I believe strongly that regulators with powers as wide as those of the Information Commissioner need to engage properly on the content of draft regulations and draft guidance, which is often equally important. They must be required and of course resourced to do so; otherwise—going back to my first point—the burdens and risks will be disproportionate.

Baroness Neville-Rolfe

- Hansard -

Copy Link

-

I chose five employees because it often denotes a small organisation or a small business. I can see that some of the businesses in that category might be fairly large. I would of course have no objection to adding an extra criterion, such as turnover, if there was a mood to write exemptions into the Bill. Other legislation has exemptions for smaller bodies. The overall objectives of the data protection legislation clearly have to be achieved but I am concerned that, in particular, some of the subsidiary provisions, such as fines and fees, which I mentioned, are demanding and worrying for smaller entities.

Baroness Neville-Rolfe

- Hansard -

Copy Link

-

My Lords, I was slightly disappointed when all my amendments were grouped, but bringing them together has led to an extremely useful and productive debate. I am very grateful to noble Lords right across the Committee for their support.
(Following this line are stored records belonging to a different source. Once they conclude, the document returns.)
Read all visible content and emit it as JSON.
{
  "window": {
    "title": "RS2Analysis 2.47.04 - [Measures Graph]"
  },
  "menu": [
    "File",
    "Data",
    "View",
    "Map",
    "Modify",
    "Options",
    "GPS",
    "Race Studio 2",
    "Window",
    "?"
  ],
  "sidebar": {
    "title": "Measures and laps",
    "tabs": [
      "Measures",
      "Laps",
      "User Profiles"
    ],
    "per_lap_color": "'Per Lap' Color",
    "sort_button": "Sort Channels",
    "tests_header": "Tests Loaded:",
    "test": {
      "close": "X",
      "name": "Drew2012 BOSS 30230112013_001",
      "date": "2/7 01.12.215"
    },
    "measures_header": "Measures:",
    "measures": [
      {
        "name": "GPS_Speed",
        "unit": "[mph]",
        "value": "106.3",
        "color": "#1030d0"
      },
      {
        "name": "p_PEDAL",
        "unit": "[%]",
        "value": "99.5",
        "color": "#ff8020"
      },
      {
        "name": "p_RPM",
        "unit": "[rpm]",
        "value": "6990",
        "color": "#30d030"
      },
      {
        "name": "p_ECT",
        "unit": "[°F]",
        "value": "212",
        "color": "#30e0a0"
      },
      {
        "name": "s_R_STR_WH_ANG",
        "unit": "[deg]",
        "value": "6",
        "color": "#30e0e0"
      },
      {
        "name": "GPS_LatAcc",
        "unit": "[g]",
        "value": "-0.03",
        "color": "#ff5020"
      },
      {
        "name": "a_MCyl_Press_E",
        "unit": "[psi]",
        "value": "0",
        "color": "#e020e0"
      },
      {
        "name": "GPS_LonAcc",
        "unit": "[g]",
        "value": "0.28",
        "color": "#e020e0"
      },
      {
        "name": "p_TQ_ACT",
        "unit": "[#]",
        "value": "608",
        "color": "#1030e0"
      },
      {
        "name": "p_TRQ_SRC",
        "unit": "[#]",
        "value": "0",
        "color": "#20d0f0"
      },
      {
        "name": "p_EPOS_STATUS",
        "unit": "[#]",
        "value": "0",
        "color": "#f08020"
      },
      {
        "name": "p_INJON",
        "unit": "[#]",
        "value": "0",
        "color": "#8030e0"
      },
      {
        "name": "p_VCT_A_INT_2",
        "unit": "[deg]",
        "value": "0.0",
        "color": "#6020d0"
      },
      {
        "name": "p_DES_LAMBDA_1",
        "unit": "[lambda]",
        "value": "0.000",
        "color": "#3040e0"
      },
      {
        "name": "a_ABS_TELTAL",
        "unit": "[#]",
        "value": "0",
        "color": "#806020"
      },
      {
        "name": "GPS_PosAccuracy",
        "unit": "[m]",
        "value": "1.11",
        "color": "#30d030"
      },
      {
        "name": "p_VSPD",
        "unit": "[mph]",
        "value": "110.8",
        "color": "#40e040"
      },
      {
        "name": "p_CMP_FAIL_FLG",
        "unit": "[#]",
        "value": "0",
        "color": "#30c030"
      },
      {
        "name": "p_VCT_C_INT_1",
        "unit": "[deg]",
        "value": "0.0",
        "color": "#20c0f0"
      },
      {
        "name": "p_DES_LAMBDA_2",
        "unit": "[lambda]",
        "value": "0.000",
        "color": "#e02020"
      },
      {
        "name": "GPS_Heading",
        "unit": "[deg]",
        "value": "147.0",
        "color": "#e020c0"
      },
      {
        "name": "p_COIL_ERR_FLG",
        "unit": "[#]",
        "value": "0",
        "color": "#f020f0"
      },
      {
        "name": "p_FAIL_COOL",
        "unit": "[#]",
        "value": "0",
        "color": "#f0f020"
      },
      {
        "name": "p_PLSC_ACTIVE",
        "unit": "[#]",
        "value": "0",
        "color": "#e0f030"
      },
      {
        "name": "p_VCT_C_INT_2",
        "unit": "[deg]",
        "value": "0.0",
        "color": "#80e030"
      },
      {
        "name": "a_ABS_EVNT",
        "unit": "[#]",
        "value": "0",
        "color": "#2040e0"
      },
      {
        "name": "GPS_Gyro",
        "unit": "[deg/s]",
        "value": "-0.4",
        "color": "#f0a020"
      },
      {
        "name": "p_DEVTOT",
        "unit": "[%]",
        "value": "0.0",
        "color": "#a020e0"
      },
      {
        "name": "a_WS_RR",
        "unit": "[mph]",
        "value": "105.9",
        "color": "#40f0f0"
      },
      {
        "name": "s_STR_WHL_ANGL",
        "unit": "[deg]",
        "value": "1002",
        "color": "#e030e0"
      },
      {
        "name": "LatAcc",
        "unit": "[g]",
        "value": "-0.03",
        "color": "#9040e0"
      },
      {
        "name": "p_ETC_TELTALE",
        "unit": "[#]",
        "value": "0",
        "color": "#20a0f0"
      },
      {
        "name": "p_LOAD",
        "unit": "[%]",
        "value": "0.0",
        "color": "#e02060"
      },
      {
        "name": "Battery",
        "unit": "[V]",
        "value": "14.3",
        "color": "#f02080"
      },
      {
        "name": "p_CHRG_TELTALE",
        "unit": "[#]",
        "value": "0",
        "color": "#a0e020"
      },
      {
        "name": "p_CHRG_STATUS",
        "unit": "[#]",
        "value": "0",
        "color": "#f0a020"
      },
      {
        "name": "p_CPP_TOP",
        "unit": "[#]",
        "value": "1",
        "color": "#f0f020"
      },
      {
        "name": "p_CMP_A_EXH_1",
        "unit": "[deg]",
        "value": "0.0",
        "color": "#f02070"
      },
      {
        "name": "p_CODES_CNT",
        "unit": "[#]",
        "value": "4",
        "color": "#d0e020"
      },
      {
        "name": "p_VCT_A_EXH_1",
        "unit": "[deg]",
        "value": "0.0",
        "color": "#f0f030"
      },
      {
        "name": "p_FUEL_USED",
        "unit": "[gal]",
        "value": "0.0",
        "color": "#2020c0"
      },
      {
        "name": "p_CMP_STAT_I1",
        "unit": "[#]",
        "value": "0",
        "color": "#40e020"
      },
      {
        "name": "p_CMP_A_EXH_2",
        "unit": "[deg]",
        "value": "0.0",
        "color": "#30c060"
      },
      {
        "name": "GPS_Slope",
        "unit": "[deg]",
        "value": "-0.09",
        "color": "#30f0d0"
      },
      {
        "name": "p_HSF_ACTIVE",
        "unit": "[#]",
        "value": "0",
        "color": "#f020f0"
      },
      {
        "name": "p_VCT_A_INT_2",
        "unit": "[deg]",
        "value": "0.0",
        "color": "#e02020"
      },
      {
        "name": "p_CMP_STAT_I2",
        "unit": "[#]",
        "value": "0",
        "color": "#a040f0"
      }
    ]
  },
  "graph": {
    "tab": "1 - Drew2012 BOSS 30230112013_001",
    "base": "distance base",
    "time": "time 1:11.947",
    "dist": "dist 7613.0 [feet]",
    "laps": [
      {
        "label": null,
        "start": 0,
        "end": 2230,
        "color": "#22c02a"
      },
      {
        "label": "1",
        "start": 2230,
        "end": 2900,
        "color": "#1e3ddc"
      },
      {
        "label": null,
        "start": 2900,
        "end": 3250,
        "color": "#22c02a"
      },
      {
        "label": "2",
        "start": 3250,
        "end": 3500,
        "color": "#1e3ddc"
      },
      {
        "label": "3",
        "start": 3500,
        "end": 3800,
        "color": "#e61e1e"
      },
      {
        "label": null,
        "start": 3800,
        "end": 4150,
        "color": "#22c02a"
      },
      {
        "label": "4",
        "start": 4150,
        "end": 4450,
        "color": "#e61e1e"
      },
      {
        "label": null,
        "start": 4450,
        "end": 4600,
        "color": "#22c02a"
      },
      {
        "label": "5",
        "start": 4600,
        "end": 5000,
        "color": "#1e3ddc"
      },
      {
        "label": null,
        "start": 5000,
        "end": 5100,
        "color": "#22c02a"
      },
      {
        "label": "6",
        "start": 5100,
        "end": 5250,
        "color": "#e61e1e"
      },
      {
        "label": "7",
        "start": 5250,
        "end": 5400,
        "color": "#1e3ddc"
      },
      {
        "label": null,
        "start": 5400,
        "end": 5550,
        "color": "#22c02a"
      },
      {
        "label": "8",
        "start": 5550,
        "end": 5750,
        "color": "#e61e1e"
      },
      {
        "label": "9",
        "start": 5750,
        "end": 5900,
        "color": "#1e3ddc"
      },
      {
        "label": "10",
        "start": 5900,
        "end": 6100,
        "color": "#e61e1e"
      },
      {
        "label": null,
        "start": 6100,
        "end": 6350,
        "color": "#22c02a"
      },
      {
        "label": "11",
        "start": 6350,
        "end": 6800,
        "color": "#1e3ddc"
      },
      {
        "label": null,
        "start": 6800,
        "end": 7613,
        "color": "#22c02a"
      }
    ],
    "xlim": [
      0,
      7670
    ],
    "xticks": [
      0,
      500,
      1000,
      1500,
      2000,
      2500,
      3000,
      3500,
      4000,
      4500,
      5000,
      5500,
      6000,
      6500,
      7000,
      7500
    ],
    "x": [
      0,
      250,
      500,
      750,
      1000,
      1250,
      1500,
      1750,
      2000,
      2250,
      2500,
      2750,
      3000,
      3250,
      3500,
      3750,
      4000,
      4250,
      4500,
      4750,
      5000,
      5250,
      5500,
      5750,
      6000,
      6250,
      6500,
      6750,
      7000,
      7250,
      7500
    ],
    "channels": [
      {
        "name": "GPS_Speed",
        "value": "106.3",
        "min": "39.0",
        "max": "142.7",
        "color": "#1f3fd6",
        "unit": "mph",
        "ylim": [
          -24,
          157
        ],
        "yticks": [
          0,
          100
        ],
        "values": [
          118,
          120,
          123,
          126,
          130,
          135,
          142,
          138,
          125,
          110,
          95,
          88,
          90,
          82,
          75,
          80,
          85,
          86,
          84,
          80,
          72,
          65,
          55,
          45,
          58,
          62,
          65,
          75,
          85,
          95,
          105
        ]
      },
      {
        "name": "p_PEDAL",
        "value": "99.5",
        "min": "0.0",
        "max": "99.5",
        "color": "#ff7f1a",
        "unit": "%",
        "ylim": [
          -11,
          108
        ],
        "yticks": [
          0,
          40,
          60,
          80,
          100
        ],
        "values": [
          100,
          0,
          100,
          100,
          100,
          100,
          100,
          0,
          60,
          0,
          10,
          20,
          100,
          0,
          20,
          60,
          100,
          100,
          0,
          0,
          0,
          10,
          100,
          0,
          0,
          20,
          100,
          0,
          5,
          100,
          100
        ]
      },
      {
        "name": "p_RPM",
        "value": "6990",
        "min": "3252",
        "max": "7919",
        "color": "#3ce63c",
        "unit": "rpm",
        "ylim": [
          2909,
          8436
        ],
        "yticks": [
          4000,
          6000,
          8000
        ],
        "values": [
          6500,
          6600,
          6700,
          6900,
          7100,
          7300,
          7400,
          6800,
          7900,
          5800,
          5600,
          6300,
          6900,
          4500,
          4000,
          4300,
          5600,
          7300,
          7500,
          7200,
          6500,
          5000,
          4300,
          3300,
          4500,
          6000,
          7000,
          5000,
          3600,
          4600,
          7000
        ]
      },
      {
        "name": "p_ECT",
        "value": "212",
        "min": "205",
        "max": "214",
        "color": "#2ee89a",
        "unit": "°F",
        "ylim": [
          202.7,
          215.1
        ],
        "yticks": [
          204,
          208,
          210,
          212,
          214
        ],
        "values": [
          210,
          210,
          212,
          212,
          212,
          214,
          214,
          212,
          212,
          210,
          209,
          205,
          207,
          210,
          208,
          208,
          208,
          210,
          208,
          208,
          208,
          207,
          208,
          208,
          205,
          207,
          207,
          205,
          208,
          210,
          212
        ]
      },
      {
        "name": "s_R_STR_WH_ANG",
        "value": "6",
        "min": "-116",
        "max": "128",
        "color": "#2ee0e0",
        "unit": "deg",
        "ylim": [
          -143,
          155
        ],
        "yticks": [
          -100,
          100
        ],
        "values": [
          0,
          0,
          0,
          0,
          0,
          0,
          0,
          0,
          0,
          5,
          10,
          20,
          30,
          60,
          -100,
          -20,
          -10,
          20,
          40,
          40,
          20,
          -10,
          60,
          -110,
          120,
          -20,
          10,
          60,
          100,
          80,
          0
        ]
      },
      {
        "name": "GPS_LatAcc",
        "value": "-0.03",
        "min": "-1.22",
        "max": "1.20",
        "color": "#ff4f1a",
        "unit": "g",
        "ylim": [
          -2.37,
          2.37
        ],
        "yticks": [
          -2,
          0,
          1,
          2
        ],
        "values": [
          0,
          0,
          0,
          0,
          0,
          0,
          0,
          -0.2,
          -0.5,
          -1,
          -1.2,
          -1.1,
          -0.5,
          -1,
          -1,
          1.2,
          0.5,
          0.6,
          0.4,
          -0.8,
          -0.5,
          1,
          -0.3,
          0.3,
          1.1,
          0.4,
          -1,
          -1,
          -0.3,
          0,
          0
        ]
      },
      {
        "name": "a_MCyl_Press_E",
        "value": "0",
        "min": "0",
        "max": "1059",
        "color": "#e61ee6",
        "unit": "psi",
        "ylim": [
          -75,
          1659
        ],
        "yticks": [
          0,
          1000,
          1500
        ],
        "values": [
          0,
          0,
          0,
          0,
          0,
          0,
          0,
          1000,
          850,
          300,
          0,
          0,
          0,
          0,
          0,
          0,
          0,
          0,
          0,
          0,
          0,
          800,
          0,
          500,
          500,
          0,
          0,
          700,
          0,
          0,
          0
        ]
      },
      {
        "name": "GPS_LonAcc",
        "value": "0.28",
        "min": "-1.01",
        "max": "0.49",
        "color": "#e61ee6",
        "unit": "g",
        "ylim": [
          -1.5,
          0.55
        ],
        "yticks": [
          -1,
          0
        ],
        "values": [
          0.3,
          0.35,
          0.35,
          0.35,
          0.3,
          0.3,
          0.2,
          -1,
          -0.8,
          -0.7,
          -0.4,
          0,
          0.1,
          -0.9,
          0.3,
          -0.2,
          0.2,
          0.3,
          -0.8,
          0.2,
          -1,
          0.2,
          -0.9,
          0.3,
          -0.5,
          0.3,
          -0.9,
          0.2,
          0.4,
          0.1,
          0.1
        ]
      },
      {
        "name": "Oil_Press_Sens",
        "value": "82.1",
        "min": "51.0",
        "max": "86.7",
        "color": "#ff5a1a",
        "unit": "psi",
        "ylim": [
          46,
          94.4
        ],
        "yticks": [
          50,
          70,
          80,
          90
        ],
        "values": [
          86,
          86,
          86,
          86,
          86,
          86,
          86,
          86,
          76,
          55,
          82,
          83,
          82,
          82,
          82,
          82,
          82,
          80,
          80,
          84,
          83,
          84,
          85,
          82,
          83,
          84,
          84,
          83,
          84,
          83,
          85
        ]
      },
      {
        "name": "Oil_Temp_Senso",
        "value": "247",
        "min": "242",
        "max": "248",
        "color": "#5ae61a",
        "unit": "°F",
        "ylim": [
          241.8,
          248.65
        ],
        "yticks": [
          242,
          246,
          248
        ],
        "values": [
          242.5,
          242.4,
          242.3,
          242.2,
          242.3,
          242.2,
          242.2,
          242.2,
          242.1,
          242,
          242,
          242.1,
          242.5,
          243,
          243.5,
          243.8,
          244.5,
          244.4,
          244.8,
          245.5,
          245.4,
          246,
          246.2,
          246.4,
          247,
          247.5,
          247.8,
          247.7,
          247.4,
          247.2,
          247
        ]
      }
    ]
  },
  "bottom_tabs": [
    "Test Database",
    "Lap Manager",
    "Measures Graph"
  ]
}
I am also grateful to the Minister for saying that he will let us have a compliance cost assessment, which I will read with the detail and vigour that it merits, and for some of the other points he made.

I am a little disappointed about how we achieve some de minimis relief for the smaller organisations in these various sectors, including the ones mentioned by the noble Lord, Lord Kennedy, as well as on guidance—I am not sure we are quite there. We need to think a little further. I gave the Minister an example of the difficulties that the data analytics sector had had on consent. It would be good if he could look at that point and perhaps arrange for a meeting so that we could talk further. I will look in Hansard at the progress we have made in this very constructive discussion and possibly come back on Report on one or two points. I beg leave to withdraw the amendment.